Score : $600$ points

Problem Statement

Snuke has an integer sequence, $a$, of length $N$. The $i$-th element of $a$ ($1$-indexed) is $a_{i}$.

He can perform the following operation any number of times:

• Operation: Choose integers $x$ and $y$ between $1$ and $N$ (inclusive), and add $a_x$ to $a_y$.

He would like to perform this operation between $0$ and $2N$ times (inclusive) so that $a$ satisfies the condition below. Show one such sequence of operations. It can be proved that such a sequence of operations always exists under the constraints in this problem.

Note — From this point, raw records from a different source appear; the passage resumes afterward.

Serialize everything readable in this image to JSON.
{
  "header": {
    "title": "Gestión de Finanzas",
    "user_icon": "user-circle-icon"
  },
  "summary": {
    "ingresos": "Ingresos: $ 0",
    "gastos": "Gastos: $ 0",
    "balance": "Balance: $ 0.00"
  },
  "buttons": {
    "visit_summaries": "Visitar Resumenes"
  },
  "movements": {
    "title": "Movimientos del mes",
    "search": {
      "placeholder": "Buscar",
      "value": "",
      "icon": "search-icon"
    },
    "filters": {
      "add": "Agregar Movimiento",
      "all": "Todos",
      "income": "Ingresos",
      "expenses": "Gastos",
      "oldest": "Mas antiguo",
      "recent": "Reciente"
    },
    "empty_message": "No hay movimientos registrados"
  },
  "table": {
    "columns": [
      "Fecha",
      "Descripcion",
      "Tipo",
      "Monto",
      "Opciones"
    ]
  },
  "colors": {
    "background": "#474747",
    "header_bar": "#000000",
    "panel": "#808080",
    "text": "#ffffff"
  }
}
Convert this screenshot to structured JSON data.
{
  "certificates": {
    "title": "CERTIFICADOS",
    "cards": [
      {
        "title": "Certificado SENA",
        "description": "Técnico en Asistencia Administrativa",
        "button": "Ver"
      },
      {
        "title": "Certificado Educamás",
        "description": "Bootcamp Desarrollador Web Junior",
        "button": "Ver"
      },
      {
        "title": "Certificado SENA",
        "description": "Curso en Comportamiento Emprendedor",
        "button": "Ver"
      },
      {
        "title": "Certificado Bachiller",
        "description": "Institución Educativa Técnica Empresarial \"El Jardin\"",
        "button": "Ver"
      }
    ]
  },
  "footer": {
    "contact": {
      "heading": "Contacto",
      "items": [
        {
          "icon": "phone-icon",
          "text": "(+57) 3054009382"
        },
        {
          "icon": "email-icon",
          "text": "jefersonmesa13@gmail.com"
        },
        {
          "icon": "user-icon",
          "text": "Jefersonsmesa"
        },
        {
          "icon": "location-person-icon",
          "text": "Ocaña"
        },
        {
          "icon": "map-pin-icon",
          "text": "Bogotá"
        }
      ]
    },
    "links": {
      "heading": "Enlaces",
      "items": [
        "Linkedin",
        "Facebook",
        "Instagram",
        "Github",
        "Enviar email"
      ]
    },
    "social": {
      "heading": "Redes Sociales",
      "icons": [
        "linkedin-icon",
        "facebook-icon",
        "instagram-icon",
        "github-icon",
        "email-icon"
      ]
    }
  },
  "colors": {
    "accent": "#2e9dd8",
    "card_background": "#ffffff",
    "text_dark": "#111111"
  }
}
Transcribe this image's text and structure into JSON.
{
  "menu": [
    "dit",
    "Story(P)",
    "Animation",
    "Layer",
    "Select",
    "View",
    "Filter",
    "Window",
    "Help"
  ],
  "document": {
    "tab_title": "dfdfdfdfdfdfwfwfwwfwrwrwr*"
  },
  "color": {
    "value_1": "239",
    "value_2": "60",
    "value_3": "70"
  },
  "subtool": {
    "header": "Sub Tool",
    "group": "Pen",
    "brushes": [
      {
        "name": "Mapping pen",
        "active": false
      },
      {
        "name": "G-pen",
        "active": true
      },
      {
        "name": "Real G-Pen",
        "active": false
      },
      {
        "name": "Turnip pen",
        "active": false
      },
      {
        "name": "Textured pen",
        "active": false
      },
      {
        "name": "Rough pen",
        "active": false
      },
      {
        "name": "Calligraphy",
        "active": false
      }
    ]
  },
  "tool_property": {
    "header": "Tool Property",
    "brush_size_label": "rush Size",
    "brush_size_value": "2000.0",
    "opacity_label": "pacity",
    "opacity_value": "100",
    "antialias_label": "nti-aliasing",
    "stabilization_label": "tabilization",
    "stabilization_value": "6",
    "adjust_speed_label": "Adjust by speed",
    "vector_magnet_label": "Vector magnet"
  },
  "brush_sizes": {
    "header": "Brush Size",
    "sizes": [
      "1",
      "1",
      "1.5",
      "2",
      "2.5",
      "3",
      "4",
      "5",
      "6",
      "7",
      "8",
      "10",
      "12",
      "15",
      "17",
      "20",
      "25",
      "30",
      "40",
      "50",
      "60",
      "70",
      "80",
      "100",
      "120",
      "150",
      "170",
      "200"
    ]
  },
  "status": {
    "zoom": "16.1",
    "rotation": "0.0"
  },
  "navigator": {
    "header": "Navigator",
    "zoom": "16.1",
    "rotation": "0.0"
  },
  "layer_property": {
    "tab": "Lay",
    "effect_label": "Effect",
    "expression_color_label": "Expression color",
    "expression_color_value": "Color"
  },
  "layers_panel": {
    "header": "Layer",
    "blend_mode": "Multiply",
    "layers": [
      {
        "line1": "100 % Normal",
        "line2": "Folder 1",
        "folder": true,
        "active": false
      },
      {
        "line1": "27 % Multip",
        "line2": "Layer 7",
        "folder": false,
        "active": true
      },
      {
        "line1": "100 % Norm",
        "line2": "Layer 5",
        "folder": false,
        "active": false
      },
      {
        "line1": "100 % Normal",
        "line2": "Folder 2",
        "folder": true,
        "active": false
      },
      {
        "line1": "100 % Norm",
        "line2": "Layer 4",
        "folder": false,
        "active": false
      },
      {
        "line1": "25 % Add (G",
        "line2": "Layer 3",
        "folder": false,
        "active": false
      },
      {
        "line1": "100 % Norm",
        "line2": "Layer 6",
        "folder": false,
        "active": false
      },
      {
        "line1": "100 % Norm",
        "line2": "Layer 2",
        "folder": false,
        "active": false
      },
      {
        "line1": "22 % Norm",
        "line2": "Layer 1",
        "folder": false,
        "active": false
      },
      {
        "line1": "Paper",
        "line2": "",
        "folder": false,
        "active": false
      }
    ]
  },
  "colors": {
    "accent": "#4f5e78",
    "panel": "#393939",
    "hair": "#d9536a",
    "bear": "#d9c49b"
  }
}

• Condition: $a_1 \leq a_2 \leq ... \leq a_{N}$

Constraints

• $2 \leq N \leq 50$
• $-10^{6} \leq a_i \leq 10^{6}$
• All input values are integers.

Input

Input is given from Standard Input in the following format:

$N$

$a_1$ $a_2$ $...$ $a_{N}$

Output

Let $m$ be the number of operations in your solution. In the first line, print $m$. In the $i$-th of the subsequent $m$ lines, print the numbers $x$ and $y$ chosen in the $i$-th operation, with a space in between. The output will be considered correct if $m$ is between $0$ and $2N$ (inclusive) and $a$ satisfies the condition after the $m$ operations.

3
-2 5 -1

2
2 3
3 3

• After the first operation, $a = (-2,5,4)$.
• After the second operation, $a = (-2,5,8)$, and the condition is now satisfied.

2
-1 -3

1
2 1

• After the first operation, $a = (-4,-3)$ and the condition is now satisfied.

5
0 0 0 0 0

0

• The condition is satisfied already in the beginning.